* Jan output +17.9 pct y/y; +6.7 pct m/m seasonally adjusted
* Electronics:+32.4 pct y/y, Biomedical manufacturing:+2.5 pct y/y
By Fathin Ungku
SINGAPORE, Feb 26 (Reuters) - Singapore’s industrial production jumped much more than expected in January helped by a surge in biomedical manufacturing and electronics output, data showed on Monday.
Manufacturing output rose 17.9 percent in January from a year earlier, data from the Singapore Economic Development Board showed. The surge in output comes after its biggest decline in two years in December.
The Lunar New Year, which fell in January last year and shut factories, also meant that last month’s export numbers benefited from extra working days, analysts said.
Despite most analysts were expecting a surge in on-year growth, the rate at which it grew came as a surprise. The median forecast in a Reuters survey predicted an 8.2 percent expansion from the year-ago period in January.
On a month-on-month and seasonally adjusted basis, industrial production rose 6.7 percent in January.
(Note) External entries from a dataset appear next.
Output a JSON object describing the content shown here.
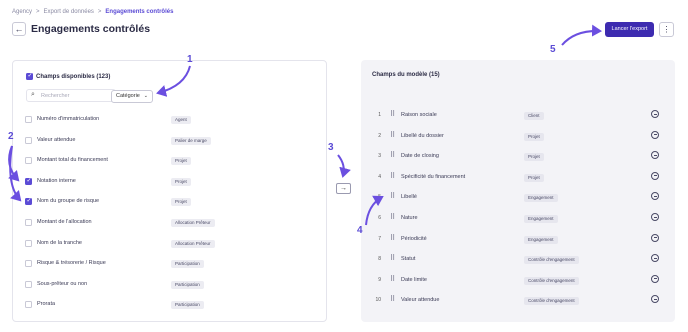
{
  "breadcrumb": {
    "items": [
      "Agency",
      ">",
      "Export de données",
      ">"
    ],
    "current": "Engagements contrôlés"
  },
  "header": {
    "title": "Engagements contrôlés",
    "back_icon": "arrow-left-icon",
    "export_label": "Lancer l'export",
    "more_icon": "kebab-menu-icon"
  },
  "colors": {
    "accent": "#5b4bd5",
    "primary_button": "#3d2bb0",
    "panel_bg": "#f3f3f7"
  },
  "available": {
    "title": "Champs disponibles (123)",
    "search_placeholder": "Rechercher",
    "category_label": "Catégorie",
    "fields": [
      {
        "label": "Numéro d'immatriculation",
        "tag": "Agent",
        "checked": false
      },
      {
        "label": "Valeur attendue",
        "tag": "Palier de marge",
        "checked": false
      },
      {
        "label": "Montant total du financement",
        "tag": "Projet",
        "checked": false
      },
      {
        "label": "Notation interne",
        "tag": "Projet",
        "checked": true
      },
      {
        "label": "Nom du groupe de risque",
        "tag": "Projet",
        "checked": true
      },
      {
        "label": "Montant de l'allocation",
        "tag": "Allocation Prêteur",
        "checked": false
      },
      {
        "label": "Nom de la tranche",
        "tag": "Allocation Prêteur",
        "checked": false
      },
      {
        "label": "Risque & trésorerie / Risque",
        "tag": "Participation",
        "checked": false
      },
      {
        "label": "Sous-prêteur ou non",
        "tag": "Participation",
        "checked": false
      },
      {
        "label": "Prorata",
        "tag": "Participation",
        "checked": false
      }
    ]
  },
  "move_icon": "arrow-right-icon",
  "model": {
    "title": "Champs du modèle (15)",
    "fields": [
      {
        "num": "1",
        "label": "Raison sociale",
        "tag": "Client"
      },
      {
        "num": "2",
        "label": "Libellé du dossier",
        "tag": "Projet"
      },
      {
        "num": "3",
        "label": "Date de closing",
        "tag": "Projet"
      },
      {
        "num": "4",
        "label": "Spécificité du financement",
        "tag": "Projet"
      },
      {
        "num": "5",
        "label": "Libellé",
        "tag": "Engagement"
      },
      {
        "num": "6",
        "label": "Nature",
        "tag": "Engagement"
      },
      {
        "num": "7",
        "label": "Périodicité",
        "tag": "Engagement"
      },
      {
        "num": "8",
        "label": "Statut",
        "tag": "Contrôle d'engagement"
      },
      {
        "num": "9",
        "label": "Date limite",
        "tag": "Contrôle d'engagement"
      },
      {
        "num": "10",
        "label": "Valeur attendue",
        "tag": "Contrôle d'engagement"
      }
    ]
  },
  "annotations": [
    "1",
    "2",
    "3",
    "4",
    "5"
  ]
}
The median forecast was for an expansion of 4.7 percent.
This comes after Singapore’s factories posted their biggest on-year output decline in two years in December, contracting a revised 3.4 percent year-on-year and declining 0.5 percent on a seasonally adjusted month-on-month basis.
Biomedical manufacturing grew 2.5 percent in January from a year earlier after suffering a 34.5 percent contraction in the previous month, contributing to the higher-than-expected on-year overall manufacturing output growth.
“Everyone expected a year-on-year growth, but (on-month growth in biomedical manufacturing) provided that extra bit which allowed for a double digit overall growth number,” Nomura economist Brian Tan told Reuters.
But the volatility of the sector makes it difficult to determine if the recovery is sustainable, Tan said.
Electronics output in January jumped 32.4 percent from a year earlier compared with the revised 4.4 percent rise in December.
Singapore along with other trade-reliant economies in Asia has got a boost from an improvement in global demand in 2017, particularly for electronics products and components such as semiconductors.
“Increasingly, a lot of the hardware is going into new technology, like Internet of things, driverless cars and cryptocurrency mining which provide a structural boost for industrial demand,” Tan said.